OECD: more liberalization will increase growth

By Alex Singleton | 19 June 2005

Jean-Philippe CotisThe Financial Times reported earlier in the month on new research from the OECD which advocates more liberalization in the UK and EU:

The OECD estimated that reducing barriers to trade, foreign investment and domestic regulations to "best practice" levels could increase national income per person by 2-3.5 per cent in Europe, by 1-3 per cent in the US and by 1.25-3 per cent in all advanced members of the OECD.

Most of the gains, Mr Cotis said, would come from deregulating product markets rather than reducing formal barriers to trade. "Tariff and non-tariff barriers are now rather small, while domestic product market regulations remain often substantial, especially so in the services sector," Mr Cotis said.
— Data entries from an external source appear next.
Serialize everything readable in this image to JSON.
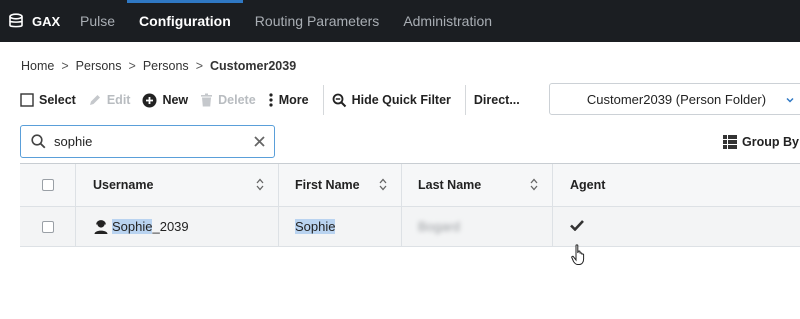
{
  "nav": {
    "brand": "GAX",
    "tabs": [
      {
        "label": "Pulse",
        "active": false
      },
      {
        "label": "Configuration",
        "active": true
      },
      {
        "label": "Routing Parameters",
        "active": false
      },
      {
        "label": "Administration",
        "active": false
      }
    ],
    "accent_color": "#2f78c4"
  },
  "breadcrumb": {
    "items": [
      "Home",
      "Persons",
      "Persons"
    ],
    "current": "Customer2039"
  },
  "toolbar": {
    "select": "Select",
    "edit": "Edit",
    "new": "New",
    "delete": "Delete",
    "more": "More",
    "hide_quick_filter": "Hide Quick Filter",
    "directory": "Direct...",
    "folder": "Customer2039 (Person Folder)"
  },
  "search": {
    "value": "sophie"
  },
  "group_by": "Group By",
  "table": {
    "columns": [
      "Username",
      "First Name",
      "Last Name",
      "Agent"
    ],
    "rows": [
      {
        "username_match": "Sophie",
        "username_rest": "_2039",
        "first_name": "Sophie",
        "last_name": "Bogard",
        "agent": true
      }
    ]
  }
}
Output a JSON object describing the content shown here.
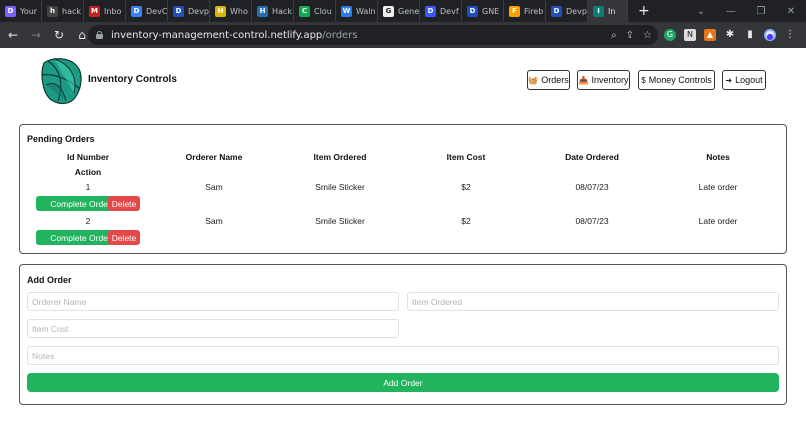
{
  "browser": {
    "tabs": [
      {
        "label": "Your",
        "fav": "D",
        "color": "#7b61ff"
      },
      {
        "label": "hack",
        "fav": "h",
        "color": "#444"
      },
      {
        "label": "Inbo",
        "fav": "M",
        "color": "#c5221f"
      },
      {
        "label": "DevC",
        "fav": "D",
        "color": "#3b82f6"
      },
      {
        "label": "Devp",
        "fav": "D",
        "color": "#1f4fbf"
      },
      {
        "label": "Who",
        "fav": "H",
        "color": "#d9b400"
      },
      {
        "label": "Hack",
        "fav": "H",
        "color": "#2b6cb0"
      },
      {
        "label": "Clou",
        "fav": "C",
        "color": "#13aa52"
      },
      {
        "label": "Waln",
        "fav": "W",
        "color": "#2f7be6"
      },
      {
        "label": "Gene",
        "fav": "G",
        "color": "#eee"
      },
      {
        "label": "Devf",
        "fav": "D",
        "color": "#3957ff"
      },
      {
        "label": "GNE",
        "fav": "D",
        "color": "#1f4fbf"
      },
      {
        "label": "Fireb",
        "fav": "F",
        "color": "#ffa000"
      },
      {
        "label": "Devp",
        "fav": "D",
        "color": "#1f4fbf"
      },
      {
        "label": "In",
        "fav": "I",
        "color": "#0f7c75",
        "active": true
      }
    ],
    "url_host": "inventory-management-control.netlify.app",
    "url_path": "/orders"
  },
  "header": {
    "brand": "Inventory Controls",
    "nav": {
      "orders": "Orders",
      "inventory": "Inventory",
      "money": "Money Controls",
      "logout": "Logout"
    }
  },
  "pending": {
    "title": "Pending Orders",
    "columns": {
      "id": "Id Number",
      "orderer": "Orderer Name",
      "item": "Item Ordered",
      "cost": "Item Cost",
      "date": "Date Ordered",
      "notes": "Notes",
      "action": "Action"
    },
    "rows": [
      {
        "id": "1",
        "orderer": "Sam",
        "item": "Smile Sticker",
        "cost": "$2",
        "date": "08/07/23",
        "notes": "Late order",
        "complete": "Complete Order",
        "delete": "Delete"
      },
      {
        "id": "2",
        "orderer": "Sam",
        "item": "Smile Sticker",
        "cost": "$2",
        "date": "08/07/23",
        "notes": "Late order",
        "complete": "Complete Order",
        "delete": "Delete"
      }
    ]
  },
  "add": {
    "title": "Add Order",
    "orderer_placeholder": "Orderer Name",
    "item_placeholder": "Item Ordered",
    "cost_placeholder": "Item Cost",
    "notes_placeholder": "Notes",
    "submit": "Add Order"
  },
  "colors": {
    "accent_green": "#22b35e",
    "danger_red": "#e54848"
  }
}
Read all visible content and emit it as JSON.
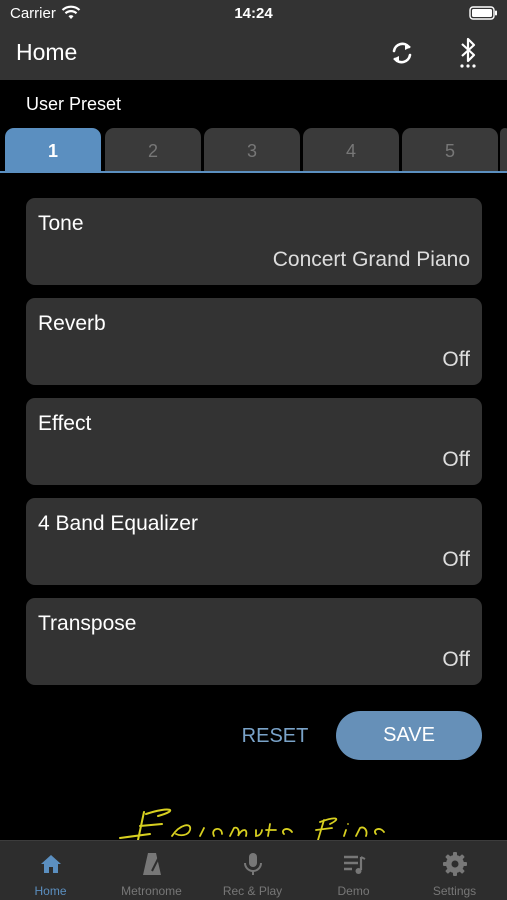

The necessary reforms urged by the OECD included lowering or scrapping "competition restraining" regulations in western European domestic air, rail and road transportation, electricity and gas, and telecommunications markets. The US should concentrate on reforming electricity and rail transportation, the report said.

The OECD said that "best practice" would mean more liberal policies than exists in any OECD country at the moment.

The Mr Cotis referred to is Jean-Philippe Cotis, the Chief Economist and Head of the Economics Department at the OECD in Paris and previously Director of the Economics Department at the French Ministry of Economy, Finance and Industry.